Мужчины продолжали разговаривать, а г-жа Амбра ласково смотрела на задумавшуюся Монику. Она была счастлива, видя, что Моника успокаивается. Бедная девочка! Она сама накликала это горе. А счастье ждало ее, быть может, рядом… Здесь…

Разве они с Бланшэ не созданы друг для друга? Влюбиться в Буассело!.. Г-жа Амбра не знала человека более антипатичного.

Подсев к Монике, она взяла ее за руки и сказала:

- У вас прекрасный вид, деточка. Я так довольна, что вам у нас хорошо…

- Я отдыхаю, - сказала Моника, глядя через головы Бланшэ и Амбра на бледно-бирюзовое небо, на золотое осеннее солнце.

- Правда, - воскликнул Бланшэ. - А что, если пройтись по саду? Рири нас зовет.

- Наденьте пальто, - сказала г-жа Амбра.

Бланшэ открыл стеклянную дверь. Приятная свежесть наполнила комнату.

Они спустились по ступенькам и пошли по хрустящему гравию.

- Подождите, Моника, я возьму шаль, - попросила г-жа Амбра.

Моника поднялась по ступенькам. Бланшэ, элегантный и живой, жестикулируя рядом с согнувшимся Амбра, провожал ее нежным взглядом… Неожиданно, каким-то неясным внутренним чувством Моника ощутила чье-то постороннее присутствие и быстро обернулась. Стеклянная дверь, ведущая на полянку, отворилась. Крик замер на губах Моники. Режи стоял перед нею, в шляпе, засунув правую руку в карман. Похудевший, он свирепо смотрел на нее ввалившимися глазами. Ошеломленная Моника пробормотала:

- Как… вы… сюда… попали?..

- Я следил в окно с того момента, когда встали из-за стола… Я пришел за вами. Идем!

- Вы с ума сошли!

Он угрожающе шагнул вперед, протягивая свободную руку:

- Идем!

В его взгляде она прочла смерть и пронзительно вскрикнула:

- Ах!..

Режи овладел собой.

- Так не хотите? - прошипел он. - Хорошо…

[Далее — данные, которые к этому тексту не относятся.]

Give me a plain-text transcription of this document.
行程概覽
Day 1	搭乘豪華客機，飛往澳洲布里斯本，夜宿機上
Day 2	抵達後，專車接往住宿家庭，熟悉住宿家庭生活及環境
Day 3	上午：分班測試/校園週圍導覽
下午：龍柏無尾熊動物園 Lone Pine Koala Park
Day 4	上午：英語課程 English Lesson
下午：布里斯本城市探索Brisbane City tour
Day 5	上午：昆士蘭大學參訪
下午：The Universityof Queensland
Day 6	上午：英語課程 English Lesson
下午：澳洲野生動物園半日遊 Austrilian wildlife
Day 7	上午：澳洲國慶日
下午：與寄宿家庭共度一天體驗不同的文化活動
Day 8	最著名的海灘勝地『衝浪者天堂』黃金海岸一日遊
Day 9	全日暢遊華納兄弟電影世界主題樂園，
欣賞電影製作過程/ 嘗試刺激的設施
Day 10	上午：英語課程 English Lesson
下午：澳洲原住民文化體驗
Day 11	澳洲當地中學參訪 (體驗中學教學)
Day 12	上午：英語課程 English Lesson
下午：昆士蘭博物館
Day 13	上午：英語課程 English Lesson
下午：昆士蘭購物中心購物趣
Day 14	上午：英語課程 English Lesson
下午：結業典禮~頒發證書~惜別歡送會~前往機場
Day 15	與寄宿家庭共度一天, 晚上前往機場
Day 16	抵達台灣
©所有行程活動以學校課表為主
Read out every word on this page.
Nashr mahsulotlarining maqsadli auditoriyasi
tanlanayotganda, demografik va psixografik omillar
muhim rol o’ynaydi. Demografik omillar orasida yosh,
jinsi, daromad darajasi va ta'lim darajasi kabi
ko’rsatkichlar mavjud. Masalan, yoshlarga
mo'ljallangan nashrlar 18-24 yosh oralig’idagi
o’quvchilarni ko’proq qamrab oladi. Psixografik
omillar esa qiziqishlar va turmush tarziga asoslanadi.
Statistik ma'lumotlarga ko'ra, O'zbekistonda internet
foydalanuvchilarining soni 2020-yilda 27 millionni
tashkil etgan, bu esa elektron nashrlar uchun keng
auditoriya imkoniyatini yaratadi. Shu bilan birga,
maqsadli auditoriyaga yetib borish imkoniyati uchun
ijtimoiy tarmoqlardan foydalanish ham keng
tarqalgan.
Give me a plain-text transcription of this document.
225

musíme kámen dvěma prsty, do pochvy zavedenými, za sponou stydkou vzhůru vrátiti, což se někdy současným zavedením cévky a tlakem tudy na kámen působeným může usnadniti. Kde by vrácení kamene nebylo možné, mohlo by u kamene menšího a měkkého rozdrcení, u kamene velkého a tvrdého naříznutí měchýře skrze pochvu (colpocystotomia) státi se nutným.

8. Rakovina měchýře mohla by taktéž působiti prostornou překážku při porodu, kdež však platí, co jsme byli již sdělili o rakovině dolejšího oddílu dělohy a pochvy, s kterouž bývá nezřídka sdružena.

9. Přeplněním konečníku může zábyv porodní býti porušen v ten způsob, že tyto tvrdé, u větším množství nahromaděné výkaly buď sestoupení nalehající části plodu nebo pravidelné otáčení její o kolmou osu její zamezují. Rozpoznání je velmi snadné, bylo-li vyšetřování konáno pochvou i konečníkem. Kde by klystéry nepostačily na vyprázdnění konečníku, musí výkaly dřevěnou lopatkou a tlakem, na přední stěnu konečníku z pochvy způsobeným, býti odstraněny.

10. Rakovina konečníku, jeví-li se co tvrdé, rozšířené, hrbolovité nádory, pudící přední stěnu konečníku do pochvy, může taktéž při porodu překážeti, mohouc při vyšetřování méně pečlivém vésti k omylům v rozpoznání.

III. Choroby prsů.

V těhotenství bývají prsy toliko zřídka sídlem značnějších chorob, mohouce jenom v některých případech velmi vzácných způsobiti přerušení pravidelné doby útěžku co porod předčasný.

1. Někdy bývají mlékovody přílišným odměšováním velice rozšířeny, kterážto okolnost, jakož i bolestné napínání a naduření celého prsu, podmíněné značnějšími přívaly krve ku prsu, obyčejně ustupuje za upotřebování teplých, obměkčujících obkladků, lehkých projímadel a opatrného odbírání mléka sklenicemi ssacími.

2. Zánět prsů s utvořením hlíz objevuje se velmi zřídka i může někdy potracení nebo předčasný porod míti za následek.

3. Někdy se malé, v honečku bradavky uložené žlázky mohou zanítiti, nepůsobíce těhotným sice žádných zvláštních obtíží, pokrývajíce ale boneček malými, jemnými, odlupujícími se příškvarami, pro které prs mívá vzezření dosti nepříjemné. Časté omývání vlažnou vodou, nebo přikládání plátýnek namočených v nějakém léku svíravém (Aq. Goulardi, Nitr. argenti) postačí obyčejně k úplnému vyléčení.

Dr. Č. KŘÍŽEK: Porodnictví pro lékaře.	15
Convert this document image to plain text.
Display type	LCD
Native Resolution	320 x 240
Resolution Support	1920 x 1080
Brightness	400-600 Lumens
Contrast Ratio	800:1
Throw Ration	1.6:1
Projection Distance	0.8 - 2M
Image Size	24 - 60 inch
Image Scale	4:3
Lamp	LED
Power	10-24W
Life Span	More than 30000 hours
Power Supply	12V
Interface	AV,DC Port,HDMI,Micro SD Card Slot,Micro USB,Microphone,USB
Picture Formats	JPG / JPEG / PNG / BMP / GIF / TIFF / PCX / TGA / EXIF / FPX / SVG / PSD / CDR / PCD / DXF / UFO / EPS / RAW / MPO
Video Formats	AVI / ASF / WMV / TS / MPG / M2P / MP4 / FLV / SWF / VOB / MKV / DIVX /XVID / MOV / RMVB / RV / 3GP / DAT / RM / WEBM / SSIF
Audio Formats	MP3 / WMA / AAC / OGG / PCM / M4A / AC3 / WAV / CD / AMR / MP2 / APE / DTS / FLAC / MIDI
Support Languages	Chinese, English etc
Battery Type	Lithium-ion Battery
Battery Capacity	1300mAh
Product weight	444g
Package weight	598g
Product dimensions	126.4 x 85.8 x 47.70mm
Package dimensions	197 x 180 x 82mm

И выхватил из кармана браунинг. Но в эту минуту прибежавший на крик Моники Бланшэ кинулся между ними, защищая ее своим телом. Раздался выстрел…

Оцепеневший Режи видел, как Моника с окровавленной шеей наклонилась, удерживая падающего Бланшэ. Прибежали Амбра. Инженер бросился к Буассело, и тот позволил обезоружить себя, как ребенок. Г-жа Амбра с Моникой уложили Бланшэ на диван. Рири громко плакала, вцепившись в фартук прибежавшей на шум кухарки.

Первым пришел в себя Амбра.

- Мари, - приказал он кухарке, как волчок вертевшейся по комнате, - бегите скорей за доктором Люмэ. Возьмите с собой Рири. Несчастный случай!..

Моника истерически рыдала над лежащим без сознания Бланшэ. Г-жа Амбра принесла из столовой салфетку и уксус и обтирала лицо раненого. Под расстегнутым жилетом, через расстегнутую рубашку видна была маленькая ранка у подмышки. Моника с замиранием сердца ловила его слабое дыхание.

- Да вы тоже ранены! - воскликнул Амбра. - У вас вся шея в крови. Покажите…

- Ах, пустяки!

- Но покажите!

Пуля, пройдя навылет через плечо Бланшэ, оцарапала шею Моники. Но от волнения она не чувствовала боли.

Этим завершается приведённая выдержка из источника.